Wer ist schon perfekt?

Aber mal ehrlich, wieviele Schriftstücke sind wirklich fehlerfrei und perfekt? Wir Menschen sind es glaub‘ nicht. Seit Social Media bin ich grosszügiger geworden mit Rechtschreibfehlern. Einen Beitrag mit kleinen Fehlern lese ich sogar gern. Sie zeigen, es schreibt ein Mensch wie du und ich. Die Texte sind nicht durch eine Kontroll-Maschinerie gelaufen wie in einem Medienhaus. Gefühlt sind für mich zwei Fehler pro Blog-Beitrag ok. In einer Zeitung stört mich schon ein Fehler auf einer Seite.
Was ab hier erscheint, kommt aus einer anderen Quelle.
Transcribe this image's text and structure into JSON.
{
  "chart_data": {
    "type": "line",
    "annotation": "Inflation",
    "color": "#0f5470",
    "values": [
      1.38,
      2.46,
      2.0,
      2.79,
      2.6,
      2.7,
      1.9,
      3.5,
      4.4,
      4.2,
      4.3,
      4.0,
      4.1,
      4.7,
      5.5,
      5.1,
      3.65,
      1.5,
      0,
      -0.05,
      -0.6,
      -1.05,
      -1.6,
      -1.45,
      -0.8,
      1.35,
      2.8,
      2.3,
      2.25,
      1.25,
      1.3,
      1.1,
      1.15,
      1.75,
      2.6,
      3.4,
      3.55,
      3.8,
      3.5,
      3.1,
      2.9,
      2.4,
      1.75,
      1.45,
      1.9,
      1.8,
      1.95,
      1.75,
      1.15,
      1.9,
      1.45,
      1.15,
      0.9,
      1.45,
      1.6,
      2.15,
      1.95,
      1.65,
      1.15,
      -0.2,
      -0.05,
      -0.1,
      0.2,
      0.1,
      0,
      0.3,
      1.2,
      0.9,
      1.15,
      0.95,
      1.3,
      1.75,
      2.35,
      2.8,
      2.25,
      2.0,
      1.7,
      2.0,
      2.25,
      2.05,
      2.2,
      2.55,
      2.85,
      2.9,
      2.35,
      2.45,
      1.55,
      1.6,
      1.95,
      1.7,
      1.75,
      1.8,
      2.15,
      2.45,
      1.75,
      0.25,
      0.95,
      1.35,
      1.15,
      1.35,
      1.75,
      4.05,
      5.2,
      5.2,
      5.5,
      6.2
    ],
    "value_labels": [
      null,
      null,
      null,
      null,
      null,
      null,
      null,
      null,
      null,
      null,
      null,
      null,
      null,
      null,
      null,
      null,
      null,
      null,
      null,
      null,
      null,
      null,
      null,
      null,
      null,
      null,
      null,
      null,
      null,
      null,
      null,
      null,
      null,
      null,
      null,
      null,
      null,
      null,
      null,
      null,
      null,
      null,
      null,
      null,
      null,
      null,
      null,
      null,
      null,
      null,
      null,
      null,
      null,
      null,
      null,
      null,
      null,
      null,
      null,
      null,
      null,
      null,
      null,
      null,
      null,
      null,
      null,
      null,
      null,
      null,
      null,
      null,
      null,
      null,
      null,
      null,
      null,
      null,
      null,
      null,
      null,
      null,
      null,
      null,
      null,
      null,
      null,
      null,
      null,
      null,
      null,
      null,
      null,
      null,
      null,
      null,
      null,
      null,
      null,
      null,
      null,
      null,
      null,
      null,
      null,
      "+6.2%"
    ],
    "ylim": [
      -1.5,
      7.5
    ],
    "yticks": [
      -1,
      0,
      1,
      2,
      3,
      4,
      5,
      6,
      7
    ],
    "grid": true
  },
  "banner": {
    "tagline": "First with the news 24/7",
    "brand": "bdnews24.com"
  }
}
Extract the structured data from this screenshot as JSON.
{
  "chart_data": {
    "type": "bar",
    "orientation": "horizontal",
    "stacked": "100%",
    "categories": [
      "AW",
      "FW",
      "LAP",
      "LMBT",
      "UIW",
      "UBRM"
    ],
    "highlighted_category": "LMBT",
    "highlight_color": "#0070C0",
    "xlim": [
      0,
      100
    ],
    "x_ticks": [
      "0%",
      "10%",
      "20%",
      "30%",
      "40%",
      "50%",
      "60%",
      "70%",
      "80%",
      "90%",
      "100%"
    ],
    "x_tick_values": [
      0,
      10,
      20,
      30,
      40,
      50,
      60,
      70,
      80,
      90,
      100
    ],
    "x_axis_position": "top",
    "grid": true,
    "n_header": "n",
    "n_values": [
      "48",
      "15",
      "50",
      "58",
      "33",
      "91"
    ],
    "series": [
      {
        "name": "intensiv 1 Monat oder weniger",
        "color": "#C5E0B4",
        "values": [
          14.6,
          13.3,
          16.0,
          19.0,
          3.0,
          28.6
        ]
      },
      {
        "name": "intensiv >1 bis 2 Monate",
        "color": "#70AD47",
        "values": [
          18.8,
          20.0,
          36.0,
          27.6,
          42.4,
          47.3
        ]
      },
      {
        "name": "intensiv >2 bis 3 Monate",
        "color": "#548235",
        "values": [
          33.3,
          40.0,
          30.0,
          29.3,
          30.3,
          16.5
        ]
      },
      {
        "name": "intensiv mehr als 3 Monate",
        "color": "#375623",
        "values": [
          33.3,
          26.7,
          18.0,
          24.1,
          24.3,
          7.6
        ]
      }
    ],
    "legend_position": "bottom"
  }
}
Twitter, Bloggen und Glückwunschkarten

http://twitter.com@ElisaGiovanoli sagte ...

http://twitter.com@ElisaGiovanoli sagte …

Manchem Tweet sieht man an, ob er am Smartphone, unterm Laufen oder mit einer Tastatur getippt wurde. Vielleicht verändern die schnellen Möglichkeiten tatsächlich unsere Schreibweise, wie es Elisabeth in den Raum stellt. Eine Studie konnte ich nicht finden. Aber hier ist ein Beitrag von Blogwerk über typische Fehler.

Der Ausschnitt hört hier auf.